Licensing Still Early with No Material Volumes
Despite signing licenses for R-448A and R-449A, Hudson noted that reclamation volumes for these products are just starting. As a result, the company has not yet seen a meaningful revenue contribution from these next-generation refrigerants.
DLA Contract and External Risks Add Uncertainty
The company continues to support a government-related contract while procedures are being updated after a competitor challenge, leaving the ultimate outcome uncertain. Management also flagged broader macroeconomic, trade and regulatory risks that could affect refrigerant supply-demand balances in coming quarters.
Seasonality and Product Mix Remain Key Swing Factors
Hudson reminded investors that Q1 and Q4 are typically lower-margin quarters, with margins highly sensitive to product mix. The company cautioned that episodic shortages and shifting demand, such as prior-year issues in certain refrigerants, can create volatility in pricing and margin comparisons.

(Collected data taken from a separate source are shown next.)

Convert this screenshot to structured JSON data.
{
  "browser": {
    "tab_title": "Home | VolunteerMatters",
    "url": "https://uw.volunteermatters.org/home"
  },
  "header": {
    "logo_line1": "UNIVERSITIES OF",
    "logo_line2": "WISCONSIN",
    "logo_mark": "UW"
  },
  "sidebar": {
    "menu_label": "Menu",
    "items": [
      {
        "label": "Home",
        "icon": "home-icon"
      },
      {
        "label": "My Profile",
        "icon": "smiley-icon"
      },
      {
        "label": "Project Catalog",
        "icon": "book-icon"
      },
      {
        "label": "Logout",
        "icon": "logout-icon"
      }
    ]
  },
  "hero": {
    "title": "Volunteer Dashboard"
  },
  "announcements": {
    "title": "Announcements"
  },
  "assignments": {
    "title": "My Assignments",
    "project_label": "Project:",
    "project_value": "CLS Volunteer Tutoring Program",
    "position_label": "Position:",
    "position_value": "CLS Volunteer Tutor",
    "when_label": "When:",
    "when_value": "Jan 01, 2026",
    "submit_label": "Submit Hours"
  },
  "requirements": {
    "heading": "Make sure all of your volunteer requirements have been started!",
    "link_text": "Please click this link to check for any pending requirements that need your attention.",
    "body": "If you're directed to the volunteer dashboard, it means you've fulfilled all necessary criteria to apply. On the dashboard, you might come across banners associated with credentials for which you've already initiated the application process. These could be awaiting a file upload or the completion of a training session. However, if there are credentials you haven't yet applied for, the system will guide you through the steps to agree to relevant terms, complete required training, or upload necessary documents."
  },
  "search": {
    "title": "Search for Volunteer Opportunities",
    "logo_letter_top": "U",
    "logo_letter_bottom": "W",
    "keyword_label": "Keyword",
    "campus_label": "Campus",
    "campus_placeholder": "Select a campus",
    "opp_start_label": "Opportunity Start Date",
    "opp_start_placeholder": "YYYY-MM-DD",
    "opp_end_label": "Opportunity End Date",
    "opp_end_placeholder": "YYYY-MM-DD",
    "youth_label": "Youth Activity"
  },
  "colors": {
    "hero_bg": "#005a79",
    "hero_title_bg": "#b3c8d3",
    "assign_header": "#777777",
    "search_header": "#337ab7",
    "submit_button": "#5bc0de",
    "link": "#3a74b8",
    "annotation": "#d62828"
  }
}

Guidance Highlights Volume Growth and Margin Rebound
Looking ahead, Hudson expects volumes to improve through the 2026 selling season even as pricing normalizes from last year’s disrupted environment. Management reaffirmed a full-year gross margin target in the mid-20s, acknowledged that ERP optimization will keep SG&A elevated and signaled continued investment, while pointing to its $19 million cash balance, ongoing buybacks and unlevered balance sheet as support for its strategy.
Hudson’s earnings call left investors weighing a solid top-line trajectory and strategic progress against short-term margin and earnings pressure. Management’s confidence in a margin rebound, backed by regulatory tailwinds and a strong balance sheet, offers upside potential, but execution on ERP, licensing and cost control will be crucial for the thesis to play out.